Local Competitors Rising
A native nose for how a specific scent will resonate is an undoubted advantage for local brands. These have proliferated in recent years, attracting a growing audience and investment.
“Domestic brands have the advantage of being able to use these traditional scents to create emotional bonds with consumers, and most of them are more affordable,” ChemLinked’s Chen said, pointing to local player Scent Library as an example. The brand had a blockbuster fragrance with a scent that recalled water boiling in an aluminium pot. The unlikely hit reminded young consumers of their childhood, and sold millions of bottles.

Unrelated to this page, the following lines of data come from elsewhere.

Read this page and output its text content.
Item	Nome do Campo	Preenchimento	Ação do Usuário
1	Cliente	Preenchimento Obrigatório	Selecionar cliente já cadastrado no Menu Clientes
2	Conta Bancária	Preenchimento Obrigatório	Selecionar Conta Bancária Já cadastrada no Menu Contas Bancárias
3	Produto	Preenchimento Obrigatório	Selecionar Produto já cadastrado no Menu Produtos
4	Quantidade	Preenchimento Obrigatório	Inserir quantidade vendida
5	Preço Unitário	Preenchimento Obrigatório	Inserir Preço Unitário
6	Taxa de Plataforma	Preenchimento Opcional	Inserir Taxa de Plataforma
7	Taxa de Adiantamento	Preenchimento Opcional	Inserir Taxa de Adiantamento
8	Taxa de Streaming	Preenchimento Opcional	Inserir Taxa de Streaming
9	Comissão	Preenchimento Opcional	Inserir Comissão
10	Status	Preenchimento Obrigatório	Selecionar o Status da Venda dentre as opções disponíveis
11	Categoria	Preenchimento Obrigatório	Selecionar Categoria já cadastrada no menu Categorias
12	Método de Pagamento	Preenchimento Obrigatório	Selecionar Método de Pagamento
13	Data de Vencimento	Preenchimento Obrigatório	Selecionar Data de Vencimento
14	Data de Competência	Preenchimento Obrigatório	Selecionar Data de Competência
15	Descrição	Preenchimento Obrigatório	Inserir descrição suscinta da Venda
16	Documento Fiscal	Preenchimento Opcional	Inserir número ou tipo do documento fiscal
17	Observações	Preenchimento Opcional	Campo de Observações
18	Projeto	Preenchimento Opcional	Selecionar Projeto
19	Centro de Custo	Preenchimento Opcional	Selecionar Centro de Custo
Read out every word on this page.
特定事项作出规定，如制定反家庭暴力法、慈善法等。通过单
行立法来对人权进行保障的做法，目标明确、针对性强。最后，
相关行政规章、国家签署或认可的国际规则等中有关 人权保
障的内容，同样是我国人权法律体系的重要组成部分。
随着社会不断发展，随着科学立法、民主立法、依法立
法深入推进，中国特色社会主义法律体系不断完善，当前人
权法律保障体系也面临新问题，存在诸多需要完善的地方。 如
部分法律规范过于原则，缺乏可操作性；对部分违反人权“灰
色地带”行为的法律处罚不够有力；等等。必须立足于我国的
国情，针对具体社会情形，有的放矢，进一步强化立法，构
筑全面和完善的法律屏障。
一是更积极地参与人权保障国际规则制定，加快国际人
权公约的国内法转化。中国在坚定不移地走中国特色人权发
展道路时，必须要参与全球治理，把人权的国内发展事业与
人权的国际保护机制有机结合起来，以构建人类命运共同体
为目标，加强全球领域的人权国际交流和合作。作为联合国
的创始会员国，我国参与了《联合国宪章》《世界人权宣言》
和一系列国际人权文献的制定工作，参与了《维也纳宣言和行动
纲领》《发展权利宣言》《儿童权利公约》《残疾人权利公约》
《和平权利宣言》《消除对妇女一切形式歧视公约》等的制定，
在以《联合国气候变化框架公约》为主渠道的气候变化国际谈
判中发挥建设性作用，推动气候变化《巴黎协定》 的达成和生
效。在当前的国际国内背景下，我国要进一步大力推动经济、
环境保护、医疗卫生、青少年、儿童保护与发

To be sure, international brands still dominate the Chinese market. Nearly 87 percent of respondents said they prefer buying perfumes from international players because of their “experience and professionalism,” according to a survey conducted by ChemLinked published this week.
Still, if anything’s certain about China’s young consumers, it’s that they’re a fickle bunch.
“You have to work on your strategy in a way that makes people feel like they are getting novelty, even if you stick with your franchise,” Nguyen said. “Chinese brands are rising and they launch so fast.”
“My advice to brands is not to focus on loyalty, focus on recruiting first,” she added. “Right now your job is to stand out and make people attracted to you and like you and want to buy you. And then, once that’s done, you can figure out how to make yourself a classic.”